The Cruel Gift: A Tragedy is a tragedy (with an unusual happy ending) written by Susanna Centlivre, first performed at Drury Lane in 1716 (and published in 1717). Nicholas Rowe wrote the play's epilogue.

The story of Ghismunda and Guiscardo in The Decameron (retold by John Dryden as the poem Sigismonda and Guiscardo (1700)) was an influence on Centlivre's play.

== Plot ==
The King of Lombardy has a daughter, Leonora, who has secretly married Lorenzo, the King's General. As the King is extremely possessive of his daughter, he is furious when he discovers that she has married below her social station. Lorenzo is imprisoned, but he is popular among the citizens and they start to arm themselves, calling for his freedom.

The King orders that Lorenzo's heart be ripped out and sent to Leonora (the 'cruel gift'). Antenor (the King's Prime Minister) orders his son Learchus to carry out the deed. Leonora takes the initial news of Lorenzo's death calmly, but breaks down when Learchus presents her with the cup supposedly containing his heart. She curses her father, and tries to kill herself.

The King is shocked to learn that Lorenzo was in fact the son of the Duke of Milan, and therefore suitable husband-material for Leonora. He pleads with Leonora to carry on living, but she vows to kill herself. The King bitterly repents his actions.

Near the end of the play, a very much alive Lorenzo is reunited with Leonora. It turns out that Learchus had arranged for a substitute heart to be sent to her, hoping that her grief would soften her father's heart. Learchus is rewarded by being allowed to marry his own love, Antimora. The play closes with news that the rioting citizens laid down their arms after hearing that Lorenzo was in fact alive, but that the villainous Antenor was killed in the fighting.

== Reception ==
The Cruel Gift ran for six nights at Drury Lane in 1716. The cast included John Mills as the King of Lombardy, John Bowman as the Duke of Milan, Anne Oldfield as Leonora, Mary Porter as Antimora, Barton Booth as Lorenzo, James Quin as Antenor, Lacy Ryan as Learchus, Thomas Walker as Cardono and Robert Wilks as Agonistus.

Frederick Locke considers that 'the play contains Mrs. Centlivre's best verse, and is her most successfully sustained attempt at a serious drama'.
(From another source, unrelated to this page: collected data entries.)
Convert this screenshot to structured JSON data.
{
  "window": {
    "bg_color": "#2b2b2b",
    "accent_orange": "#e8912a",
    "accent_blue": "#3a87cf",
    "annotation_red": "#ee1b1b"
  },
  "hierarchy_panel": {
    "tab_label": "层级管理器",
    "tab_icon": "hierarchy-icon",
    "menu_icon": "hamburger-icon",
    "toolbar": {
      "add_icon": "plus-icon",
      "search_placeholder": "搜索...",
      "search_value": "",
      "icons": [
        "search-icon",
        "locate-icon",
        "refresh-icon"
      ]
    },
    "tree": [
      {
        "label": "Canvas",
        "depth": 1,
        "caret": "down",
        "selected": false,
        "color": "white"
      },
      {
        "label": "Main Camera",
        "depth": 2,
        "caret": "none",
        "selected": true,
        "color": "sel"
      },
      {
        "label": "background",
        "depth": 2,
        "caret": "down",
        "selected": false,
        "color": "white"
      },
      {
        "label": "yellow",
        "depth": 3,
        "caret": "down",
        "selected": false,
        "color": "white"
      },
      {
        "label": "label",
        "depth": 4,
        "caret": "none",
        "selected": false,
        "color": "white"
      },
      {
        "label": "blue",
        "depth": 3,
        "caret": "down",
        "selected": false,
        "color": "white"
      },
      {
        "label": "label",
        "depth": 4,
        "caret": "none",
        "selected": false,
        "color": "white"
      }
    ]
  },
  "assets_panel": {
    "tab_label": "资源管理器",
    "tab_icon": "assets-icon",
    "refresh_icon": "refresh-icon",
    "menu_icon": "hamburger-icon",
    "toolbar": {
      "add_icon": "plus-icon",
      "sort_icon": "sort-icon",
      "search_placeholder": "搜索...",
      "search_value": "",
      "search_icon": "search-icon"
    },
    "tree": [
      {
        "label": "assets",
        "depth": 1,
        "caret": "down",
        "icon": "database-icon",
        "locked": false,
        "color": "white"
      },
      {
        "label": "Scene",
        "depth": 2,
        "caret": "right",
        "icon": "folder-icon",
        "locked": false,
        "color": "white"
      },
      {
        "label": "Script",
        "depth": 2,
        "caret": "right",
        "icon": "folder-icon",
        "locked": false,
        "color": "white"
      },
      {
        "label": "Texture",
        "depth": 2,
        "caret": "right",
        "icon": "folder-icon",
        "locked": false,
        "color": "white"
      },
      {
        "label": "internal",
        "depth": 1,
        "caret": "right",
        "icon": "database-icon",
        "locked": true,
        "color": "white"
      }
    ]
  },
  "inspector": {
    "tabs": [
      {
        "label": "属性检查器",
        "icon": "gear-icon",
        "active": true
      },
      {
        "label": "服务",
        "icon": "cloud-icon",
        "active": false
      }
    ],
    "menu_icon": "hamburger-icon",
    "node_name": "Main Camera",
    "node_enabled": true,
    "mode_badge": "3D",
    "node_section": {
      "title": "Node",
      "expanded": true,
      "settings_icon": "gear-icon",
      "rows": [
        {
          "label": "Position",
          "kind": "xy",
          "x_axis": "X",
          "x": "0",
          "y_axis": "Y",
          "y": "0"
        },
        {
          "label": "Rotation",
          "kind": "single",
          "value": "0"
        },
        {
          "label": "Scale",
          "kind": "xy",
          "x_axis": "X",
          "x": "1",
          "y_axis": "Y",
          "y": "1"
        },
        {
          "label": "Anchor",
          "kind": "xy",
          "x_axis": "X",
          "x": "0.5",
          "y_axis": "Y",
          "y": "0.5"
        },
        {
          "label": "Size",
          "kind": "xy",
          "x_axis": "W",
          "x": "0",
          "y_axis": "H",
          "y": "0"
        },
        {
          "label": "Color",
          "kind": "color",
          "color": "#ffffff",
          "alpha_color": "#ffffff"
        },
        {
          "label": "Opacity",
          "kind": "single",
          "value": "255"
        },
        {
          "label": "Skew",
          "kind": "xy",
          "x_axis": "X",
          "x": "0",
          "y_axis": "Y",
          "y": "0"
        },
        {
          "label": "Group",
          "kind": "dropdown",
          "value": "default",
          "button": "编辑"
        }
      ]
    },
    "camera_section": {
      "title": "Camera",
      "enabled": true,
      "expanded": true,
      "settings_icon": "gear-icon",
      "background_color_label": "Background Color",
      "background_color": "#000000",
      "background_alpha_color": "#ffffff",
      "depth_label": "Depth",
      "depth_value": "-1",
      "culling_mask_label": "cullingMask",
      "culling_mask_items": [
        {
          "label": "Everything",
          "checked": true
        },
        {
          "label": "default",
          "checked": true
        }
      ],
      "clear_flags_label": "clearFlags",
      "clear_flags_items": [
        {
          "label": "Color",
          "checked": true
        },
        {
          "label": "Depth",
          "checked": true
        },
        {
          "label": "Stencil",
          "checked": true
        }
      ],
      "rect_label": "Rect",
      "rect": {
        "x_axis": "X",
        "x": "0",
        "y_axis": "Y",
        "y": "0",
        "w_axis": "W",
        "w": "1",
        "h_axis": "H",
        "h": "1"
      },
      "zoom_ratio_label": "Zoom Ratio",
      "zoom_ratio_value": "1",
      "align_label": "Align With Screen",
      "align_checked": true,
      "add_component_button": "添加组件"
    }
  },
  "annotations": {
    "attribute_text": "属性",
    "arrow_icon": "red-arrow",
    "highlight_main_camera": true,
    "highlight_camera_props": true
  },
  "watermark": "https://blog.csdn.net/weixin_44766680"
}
Eleni Siatra writes that in The Cruel Gift 'the concept of love is not utterly idealized, but instead invested in reality. Leonora and Lorenzo have to work hard to preserve the sanctity of their union. ... In this regard, Centlivre has a modernist, almost contemporary understanding of the complex interactions and problems faced by married couples. Leonora and Lorenzo are very real characters'.